There are several different types of parenting plans that parties can agree on or the court can enter in cases involving children. Some example parenting plans may include:
- Equal Parenting Time
- Non-Equal Parenting Time
- Long Distance Parenting Time
Equal Parenting Time
Equal parenting time means both parents have equal access to the minor child(ren). This type of parenting time can be exercised on a week on/week off schedule, 5-2-2-5 parenting time schedule and/or a 2-2-3 parenting time schedule. Examples of those schedules are outlined below in the Example Parenting Time Schedules section.
Courts generally start with the presumption of equal parenting time, unless the young age or special needs of a child prevents an equal parenting plan or there are fitness concerns regarding another parent. Fitness concerns can include, but are not limited to, a parent abusing substances, psychological issues of a parent, or a significant history of domestic violence.
Non-Equal Parenting Time
Non-equal parenting time means one parent has more parenting time than the other parent. The parent with more parenting time is identified at the “primary residential parent.” These types of plans can include the primary parent having parenting time during the school week, while the non-primary parent has weekend only parenting time or the non-primary parent has parenting time every other weekend with a mid-week overnight visit, while the primary parent has all the other parenting time.
Parties may enter into these types of parenting plans or the court may order these types of parenting plans in instances where there are fitness concerns, one parent is not capable of working with the child during the school year to complete school work during the week, a parent is not able to care for a child due to their work/travel schedule, or a child has special needs or limitations that prevents the non-primary parent from providing care in the child’s best interests.

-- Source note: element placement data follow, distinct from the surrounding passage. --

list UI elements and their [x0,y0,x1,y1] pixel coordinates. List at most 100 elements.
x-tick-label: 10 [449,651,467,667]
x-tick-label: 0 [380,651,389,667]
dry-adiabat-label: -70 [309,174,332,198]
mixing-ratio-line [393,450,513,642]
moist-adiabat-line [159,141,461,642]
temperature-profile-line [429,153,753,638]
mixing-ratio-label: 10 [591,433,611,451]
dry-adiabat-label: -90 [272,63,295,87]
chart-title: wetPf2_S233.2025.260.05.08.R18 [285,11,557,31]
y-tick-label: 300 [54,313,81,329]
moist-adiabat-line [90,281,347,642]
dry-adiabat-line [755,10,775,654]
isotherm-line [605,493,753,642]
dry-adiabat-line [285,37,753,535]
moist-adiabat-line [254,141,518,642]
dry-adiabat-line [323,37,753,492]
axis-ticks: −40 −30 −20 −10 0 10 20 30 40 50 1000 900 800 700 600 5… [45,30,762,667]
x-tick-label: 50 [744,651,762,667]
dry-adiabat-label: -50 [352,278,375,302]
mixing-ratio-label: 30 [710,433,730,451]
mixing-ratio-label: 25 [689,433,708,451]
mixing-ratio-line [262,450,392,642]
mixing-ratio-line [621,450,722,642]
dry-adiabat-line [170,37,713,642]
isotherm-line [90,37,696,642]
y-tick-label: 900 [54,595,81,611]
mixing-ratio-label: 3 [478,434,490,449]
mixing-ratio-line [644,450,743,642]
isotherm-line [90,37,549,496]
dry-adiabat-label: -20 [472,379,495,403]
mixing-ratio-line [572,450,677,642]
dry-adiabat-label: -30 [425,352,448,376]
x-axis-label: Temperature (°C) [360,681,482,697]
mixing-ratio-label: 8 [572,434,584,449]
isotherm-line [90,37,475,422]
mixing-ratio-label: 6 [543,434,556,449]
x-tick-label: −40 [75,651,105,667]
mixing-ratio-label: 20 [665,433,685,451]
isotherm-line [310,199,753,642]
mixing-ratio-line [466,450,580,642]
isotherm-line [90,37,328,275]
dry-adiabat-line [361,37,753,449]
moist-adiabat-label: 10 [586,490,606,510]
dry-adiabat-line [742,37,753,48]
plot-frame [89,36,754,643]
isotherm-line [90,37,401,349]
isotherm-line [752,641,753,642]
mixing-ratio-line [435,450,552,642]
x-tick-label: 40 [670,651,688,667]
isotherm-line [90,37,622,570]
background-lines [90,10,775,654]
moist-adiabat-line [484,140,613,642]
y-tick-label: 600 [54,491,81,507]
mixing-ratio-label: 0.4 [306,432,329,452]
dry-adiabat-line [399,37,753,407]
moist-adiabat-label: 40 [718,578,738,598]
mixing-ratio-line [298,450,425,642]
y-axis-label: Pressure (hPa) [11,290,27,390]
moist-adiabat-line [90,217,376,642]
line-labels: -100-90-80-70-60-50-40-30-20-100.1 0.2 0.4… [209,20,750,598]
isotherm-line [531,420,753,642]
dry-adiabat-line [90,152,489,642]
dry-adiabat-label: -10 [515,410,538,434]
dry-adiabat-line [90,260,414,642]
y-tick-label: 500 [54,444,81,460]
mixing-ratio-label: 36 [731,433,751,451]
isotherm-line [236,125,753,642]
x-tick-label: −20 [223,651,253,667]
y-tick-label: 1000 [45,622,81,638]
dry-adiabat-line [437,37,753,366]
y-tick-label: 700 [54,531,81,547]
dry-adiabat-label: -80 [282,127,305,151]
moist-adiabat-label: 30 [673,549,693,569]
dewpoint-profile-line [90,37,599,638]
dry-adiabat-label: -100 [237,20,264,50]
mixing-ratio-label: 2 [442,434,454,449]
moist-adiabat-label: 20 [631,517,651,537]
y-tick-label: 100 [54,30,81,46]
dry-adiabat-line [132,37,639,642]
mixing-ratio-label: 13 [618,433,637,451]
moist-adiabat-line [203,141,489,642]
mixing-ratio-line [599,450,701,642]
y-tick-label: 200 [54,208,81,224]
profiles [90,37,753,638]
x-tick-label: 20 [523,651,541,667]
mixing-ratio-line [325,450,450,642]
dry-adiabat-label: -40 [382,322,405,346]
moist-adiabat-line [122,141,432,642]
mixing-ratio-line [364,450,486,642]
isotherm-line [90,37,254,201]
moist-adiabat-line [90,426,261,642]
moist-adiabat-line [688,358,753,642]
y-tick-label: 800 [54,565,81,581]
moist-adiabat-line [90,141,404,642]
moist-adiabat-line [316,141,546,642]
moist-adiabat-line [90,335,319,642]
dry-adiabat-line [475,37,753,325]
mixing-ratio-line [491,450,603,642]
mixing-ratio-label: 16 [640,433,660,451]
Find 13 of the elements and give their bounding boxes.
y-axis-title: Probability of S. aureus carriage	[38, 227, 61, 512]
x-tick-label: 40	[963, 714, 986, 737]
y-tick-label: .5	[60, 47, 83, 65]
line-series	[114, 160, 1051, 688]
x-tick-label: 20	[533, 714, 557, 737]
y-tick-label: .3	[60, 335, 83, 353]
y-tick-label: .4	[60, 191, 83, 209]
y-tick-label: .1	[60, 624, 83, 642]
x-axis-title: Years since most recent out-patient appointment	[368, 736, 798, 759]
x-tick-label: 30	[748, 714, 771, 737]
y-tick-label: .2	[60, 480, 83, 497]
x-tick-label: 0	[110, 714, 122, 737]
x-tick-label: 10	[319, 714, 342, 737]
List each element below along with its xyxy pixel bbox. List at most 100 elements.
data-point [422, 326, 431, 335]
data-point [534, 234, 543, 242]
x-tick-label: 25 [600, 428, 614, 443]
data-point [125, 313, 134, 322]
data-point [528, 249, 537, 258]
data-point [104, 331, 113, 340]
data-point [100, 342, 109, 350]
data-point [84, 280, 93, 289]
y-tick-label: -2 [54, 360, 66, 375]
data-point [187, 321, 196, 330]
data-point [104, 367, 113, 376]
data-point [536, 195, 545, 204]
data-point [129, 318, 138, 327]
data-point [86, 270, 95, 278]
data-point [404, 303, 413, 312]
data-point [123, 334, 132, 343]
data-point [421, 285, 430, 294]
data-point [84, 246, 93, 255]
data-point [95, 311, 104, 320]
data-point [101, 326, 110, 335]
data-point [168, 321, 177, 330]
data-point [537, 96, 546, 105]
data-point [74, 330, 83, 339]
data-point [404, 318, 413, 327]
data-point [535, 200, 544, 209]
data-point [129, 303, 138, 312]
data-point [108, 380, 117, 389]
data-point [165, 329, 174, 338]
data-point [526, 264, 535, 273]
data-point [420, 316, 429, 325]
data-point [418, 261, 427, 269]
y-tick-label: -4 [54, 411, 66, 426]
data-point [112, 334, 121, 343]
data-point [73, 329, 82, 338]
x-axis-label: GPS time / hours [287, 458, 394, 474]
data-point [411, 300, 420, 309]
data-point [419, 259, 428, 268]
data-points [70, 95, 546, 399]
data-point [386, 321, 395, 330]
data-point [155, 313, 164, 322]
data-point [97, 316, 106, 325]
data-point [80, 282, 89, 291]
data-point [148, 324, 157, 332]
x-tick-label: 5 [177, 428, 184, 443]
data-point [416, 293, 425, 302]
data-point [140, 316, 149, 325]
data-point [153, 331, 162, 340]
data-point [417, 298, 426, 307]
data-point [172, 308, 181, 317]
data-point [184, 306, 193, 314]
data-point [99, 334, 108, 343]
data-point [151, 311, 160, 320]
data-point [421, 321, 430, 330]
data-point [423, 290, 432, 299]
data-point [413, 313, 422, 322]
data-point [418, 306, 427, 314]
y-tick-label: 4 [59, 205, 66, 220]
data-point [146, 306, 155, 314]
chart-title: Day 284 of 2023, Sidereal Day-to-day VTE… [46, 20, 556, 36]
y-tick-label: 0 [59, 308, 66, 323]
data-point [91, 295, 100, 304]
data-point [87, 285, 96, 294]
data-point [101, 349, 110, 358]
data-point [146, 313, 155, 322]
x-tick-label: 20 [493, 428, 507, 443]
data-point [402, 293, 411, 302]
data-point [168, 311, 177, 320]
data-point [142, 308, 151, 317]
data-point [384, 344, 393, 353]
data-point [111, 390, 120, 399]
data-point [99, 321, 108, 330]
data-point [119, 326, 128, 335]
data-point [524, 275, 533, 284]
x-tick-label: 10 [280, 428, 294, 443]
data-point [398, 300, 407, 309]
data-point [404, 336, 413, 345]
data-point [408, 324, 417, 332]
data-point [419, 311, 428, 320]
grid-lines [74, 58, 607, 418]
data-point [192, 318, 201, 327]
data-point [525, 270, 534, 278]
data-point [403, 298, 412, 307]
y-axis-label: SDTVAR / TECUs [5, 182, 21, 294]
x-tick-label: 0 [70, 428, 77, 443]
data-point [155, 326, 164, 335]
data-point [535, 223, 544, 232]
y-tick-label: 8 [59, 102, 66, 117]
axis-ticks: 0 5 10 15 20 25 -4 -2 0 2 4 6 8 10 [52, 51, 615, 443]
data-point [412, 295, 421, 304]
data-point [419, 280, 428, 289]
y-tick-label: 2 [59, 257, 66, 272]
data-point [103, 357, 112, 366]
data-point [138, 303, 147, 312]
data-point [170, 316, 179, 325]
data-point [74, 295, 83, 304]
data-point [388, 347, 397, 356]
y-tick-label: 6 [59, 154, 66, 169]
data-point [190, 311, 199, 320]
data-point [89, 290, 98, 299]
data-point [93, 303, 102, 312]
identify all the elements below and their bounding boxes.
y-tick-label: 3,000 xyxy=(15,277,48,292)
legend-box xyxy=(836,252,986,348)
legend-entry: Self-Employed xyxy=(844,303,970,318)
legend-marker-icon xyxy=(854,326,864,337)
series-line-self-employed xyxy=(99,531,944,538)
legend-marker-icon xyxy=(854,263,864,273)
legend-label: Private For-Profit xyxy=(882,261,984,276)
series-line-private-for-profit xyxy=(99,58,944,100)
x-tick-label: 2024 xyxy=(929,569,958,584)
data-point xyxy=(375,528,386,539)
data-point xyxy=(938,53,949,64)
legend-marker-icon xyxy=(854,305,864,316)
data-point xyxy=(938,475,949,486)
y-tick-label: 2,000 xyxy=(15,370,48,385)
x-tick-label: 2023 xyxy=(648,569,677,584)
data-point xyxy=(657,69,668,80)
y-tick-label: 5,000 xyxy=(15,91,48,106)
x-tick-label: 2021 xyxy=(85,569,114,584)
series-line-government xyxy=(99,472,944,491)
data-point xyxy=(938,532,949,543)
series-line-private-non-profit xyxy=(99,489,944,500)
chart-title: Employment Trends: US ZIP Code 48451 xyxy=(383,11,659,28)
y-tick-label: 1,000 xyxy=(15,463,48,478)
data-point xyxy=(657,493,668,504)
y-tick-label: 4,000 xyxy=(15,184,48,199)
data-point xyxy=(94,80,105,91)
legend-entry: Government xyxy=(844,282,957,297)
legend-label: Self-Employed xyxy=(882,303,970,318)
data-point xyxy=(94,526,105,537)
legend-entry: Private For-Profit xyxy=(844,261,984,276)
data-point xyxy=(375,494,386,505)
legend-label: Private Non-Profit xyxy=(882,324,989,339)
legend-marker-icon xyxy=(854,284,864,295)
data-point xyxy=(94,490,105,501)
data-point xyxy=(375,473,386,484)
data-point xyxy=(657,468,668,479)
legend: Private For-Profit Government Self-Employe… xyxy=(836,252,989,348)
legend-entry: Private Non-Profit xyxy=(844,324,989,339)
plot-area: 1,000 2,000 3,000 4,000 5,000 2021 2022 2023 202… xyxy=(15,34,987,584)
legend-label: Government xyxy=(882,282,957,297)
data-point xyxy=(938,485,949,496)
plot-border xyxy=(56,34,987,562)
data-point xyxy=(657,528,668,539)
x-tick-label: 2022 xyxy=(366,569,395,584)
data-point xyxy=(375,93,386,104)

Long Distance Parenting Time
Long distance parenting time is a parenting time plan where one parent lives in the State of Arizona and the other parent does not. The other parent may not live in Arizona for work purposes, remarriage, personal reasons, etc. Because the child’s home state is Arizona, the parent living in Arizona will have the benefit of having the child during majority of the parenting time days during the school year. The parent that resides out of state will exercise their parenting time during summer months and other school breaks to make up for the lost parenting time during the school year.